The principle underlying that approach is foundational to Superpower's approach to preventive health: objective data before intervention creates the reference point that makes clinical decisions interpretable. In the context of pregnancy, that principle applies with even more weight, because clinical decisions affect two individuals, not one.

IMPORTANT SAFETY INFORMATION

This article discusses peptides as a class in the context of pregnancy and breastfeeding. Individual peptides vary significantly in regulatory status, safety profile, and clinical evidence. Some peptides discussed are FDA-approved prescription medications; others are available only through compounding pharmacies; others are not approved for human use. This content does not constitute medical advice for any specific compound or clinical situation.

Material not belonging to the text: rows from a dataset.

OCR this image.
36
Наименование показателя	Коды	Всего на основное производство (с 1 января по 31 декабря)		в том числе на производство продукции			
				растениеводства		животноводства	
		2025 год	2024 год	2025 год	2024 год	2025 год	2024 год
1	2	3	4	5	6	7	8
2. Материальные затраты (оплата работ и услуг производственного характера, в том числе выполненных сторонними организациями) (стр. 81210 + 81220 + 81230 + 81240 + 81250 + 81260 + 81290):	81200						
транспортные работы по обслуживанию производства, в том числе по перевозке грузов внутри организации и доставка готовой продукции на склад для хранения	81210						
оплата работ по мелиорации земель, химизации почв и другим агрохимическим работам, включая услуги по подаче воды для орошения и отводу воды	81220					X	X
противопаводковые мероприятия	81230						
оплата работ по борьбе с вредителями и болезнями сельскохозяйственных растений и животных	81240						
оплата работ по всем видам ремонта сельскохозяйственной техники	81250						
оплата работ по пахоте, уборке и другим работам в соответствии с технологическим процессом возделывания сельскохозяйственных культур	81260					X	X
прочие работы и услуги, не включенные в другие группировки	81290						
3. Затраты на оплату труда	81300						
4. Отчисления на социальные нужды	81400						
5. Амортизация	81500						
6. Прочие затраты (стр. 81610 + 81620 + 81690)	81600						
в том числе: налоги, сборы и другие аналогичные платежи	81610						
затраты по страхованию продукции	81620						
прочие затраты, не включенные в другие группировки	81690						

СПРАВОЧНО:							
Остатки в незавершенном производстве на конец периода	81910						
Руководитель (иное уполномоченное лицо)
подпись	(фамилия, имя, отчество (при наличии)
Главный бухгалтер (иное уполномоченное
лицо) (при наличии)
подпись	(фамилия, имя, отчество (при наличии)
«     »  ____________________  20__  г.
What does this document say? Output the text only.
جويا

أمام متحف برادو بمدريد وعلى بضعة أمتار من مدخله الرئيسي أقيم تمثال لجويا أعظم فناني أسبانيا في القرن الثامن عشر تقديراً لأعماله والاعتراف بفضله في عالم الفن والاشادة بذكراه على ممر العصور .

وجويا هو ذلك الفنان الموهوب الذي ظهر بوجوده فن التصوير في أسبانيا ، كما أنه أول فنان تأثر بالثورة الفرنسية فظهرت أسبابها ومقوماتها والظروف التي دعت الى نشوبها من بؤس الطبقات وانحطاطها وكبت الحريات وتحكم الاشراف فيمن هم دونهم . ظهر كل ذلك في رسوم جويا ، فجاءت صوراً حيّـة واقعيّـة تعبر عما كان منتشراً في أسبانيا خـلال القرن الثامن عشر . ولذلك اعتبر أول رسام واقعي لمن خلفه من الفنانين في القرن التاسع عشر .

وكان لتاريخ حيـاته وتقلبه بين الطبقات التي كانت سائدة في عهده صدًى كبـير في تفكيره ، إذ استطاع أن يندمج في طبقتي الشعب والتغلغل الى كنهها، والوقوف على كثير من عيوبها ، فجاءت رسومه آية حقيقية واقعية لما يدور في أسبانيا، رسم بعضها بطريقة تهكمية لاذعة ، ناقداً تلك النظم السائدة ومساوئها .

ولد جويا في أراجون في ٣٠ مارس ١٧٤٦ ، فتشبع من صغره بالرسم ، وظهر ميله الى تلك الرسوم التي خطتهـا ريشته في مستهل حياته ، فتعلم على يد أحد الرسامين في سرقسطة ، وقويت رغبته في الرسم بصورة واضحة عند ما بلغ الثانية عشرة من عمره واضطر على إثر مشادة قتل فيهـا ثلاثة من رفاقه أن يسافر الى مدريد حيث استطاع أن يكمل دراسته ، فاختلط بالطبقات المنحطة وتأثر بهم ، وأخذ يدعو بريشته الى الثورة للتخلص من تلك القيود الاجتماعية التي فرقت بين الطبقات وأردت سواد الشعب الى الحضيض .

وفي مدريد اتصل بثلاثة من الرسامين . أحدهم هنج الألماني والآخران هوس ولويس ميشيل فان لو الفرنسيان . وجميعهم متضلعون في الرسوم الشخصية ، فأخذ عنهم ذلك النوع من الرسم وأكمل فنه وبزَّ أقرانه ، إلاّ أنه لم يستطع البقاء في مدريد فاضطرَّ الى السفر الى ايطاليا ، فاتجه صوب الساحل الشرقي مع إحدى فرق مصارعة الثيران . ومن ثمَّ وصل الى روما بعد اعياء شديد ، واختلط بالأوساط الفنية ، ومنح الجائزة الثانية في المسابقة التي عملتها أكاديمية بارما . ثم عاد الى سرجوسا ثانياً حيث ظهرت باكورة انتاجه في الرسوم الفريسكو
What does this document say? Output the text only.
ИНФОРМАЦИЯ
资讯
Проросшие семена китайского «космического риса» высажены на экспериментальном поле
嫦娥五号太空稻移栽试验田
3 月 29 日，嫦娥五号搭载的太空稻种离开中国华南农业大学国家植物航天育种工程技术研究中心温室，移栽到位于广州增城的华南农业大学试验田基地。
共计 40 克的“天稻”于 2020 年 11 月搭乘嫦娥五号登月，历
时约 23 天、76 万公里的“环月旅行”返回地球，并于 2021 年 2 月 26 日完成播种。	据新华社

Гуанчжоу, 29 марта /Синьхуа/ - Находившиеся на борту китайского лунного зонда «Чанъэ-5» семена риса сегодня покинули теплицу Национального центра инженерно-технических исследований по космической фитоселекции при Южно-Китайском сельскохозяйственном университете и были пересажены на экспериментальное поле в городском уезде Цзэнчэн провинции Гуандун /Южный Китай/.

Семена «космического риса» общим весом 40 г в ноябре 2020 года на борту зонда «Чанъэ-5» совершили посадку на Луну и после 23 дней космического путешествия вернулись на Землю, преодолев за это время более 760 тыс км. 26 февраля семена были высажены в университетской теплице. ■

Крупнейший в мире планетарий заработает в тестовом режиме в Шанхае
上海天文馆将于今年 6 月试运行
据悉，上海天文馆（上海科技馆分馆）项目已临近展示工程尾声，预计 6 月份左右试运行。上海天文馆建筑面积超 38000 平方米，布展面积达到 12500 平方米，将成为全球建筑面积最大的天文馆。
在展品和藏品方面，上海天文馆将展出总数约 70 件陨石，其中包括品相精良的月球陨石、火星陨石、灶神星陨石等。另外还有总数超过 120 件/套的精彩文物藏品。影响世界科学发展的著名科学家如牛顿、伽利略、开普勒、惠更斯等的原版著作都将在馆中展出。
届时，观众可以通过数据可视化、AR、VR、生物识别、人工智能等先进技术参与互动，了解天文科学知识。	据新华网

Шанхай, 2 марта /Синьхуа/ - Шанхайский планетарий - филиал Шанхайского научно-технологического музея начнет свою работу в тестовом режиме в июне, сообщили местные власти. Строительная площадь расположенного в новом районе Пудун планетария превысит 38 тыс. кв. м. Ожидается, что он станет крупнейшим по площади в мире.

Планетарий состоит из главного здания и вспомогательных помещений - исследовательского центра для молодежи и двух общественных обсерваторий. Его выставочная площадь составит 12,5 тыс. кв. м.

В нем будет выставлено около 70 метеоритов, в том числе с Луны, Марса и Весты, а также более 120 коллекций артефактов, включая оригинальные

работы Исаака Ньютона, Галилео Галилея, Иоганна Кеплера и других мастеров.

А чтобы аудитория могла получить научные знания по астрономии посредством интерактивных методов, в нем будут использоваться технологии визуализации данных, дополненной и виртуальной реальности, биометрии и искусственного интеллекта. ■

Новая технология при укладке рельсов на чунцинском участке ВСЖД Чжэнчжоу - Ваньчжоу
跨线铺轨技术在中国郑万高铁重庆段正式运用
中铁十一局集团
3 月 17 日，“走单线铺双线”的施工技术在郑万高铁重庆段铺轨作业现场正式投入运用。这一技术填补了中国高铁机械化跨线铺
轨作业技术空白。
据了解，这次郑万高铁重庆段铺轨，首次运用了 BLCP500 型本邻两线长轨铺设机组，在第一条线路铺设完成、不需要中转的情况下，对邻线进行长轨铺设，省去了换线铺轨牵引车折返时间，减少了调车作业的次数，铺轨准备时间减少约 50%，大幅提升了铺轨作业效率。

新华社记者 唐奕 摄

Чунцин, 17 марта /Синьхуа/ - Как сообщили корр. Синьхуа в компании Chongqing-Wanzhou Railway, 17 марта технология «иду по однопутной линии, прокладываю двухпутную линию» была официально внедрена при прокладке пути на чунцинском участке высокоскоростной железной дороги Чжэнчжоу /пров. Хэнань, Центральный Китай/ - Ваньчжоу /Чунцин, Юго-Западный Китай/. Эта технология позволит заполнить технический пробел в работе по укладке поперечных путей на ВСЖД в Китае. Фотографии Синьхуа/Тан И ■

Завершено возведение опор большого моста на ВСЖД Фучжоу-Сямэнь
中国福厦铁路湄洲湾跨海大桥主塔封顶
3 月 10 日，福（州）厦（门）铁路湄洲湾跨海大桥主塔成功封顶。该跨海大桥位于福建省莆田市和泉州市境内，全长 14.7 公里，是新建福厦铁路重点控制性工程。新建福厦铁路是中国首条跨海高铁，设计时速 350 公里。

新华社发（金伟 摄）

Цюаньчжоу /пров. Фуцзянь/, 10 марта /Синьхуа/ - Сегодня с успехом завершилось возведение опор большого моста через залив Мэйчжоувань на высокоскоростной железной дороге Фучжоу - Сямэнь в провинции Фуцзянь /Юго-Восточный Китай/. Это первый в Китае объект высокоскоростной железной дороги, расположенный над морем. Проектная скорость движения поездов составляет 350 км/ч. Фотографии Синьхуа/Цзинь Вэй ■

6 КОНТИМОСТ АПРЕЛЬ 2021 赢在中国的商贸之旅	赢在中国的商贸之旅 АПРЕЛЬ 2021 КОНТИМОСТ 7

Do not start, stop, or modify any peptide therapy during pregnancy or breastfeeding without consulting a qualified healthcare provider, including your OB/GYN. Decisions about medication use during pregnancy and breastfeeding require individualized clinical evaluation of risks and benefits specific to your situation.

If you are using a peptide obtained from an unregulated source, be aware that product quality, purity, and accuracy of dosing cannot be verified without pharmaceutical-grade standards. Contaminated or mislabeled products may cause adverse effects not described in the clinical literature for the intended compound. Use of unregulated compounds during pregnancy or breastfeeding carries compounded risk.

If you experience symptoms consistent with a serious adverse event during pregnancy or breastfeeding, seek emergency medical care immediately and inform your care team of all medications and compounds you have used.

For information about FDA-approved prescription peptides, prescribing information is available at dailymed.nlm.nih.gov. For regulatory information about specific compounds, see fda.gov.

Disclaimer: This page is provided by Superpower Health for educational and informational purposes only. This content does not constitute medical advice. Always consult a qualified healthcare provider.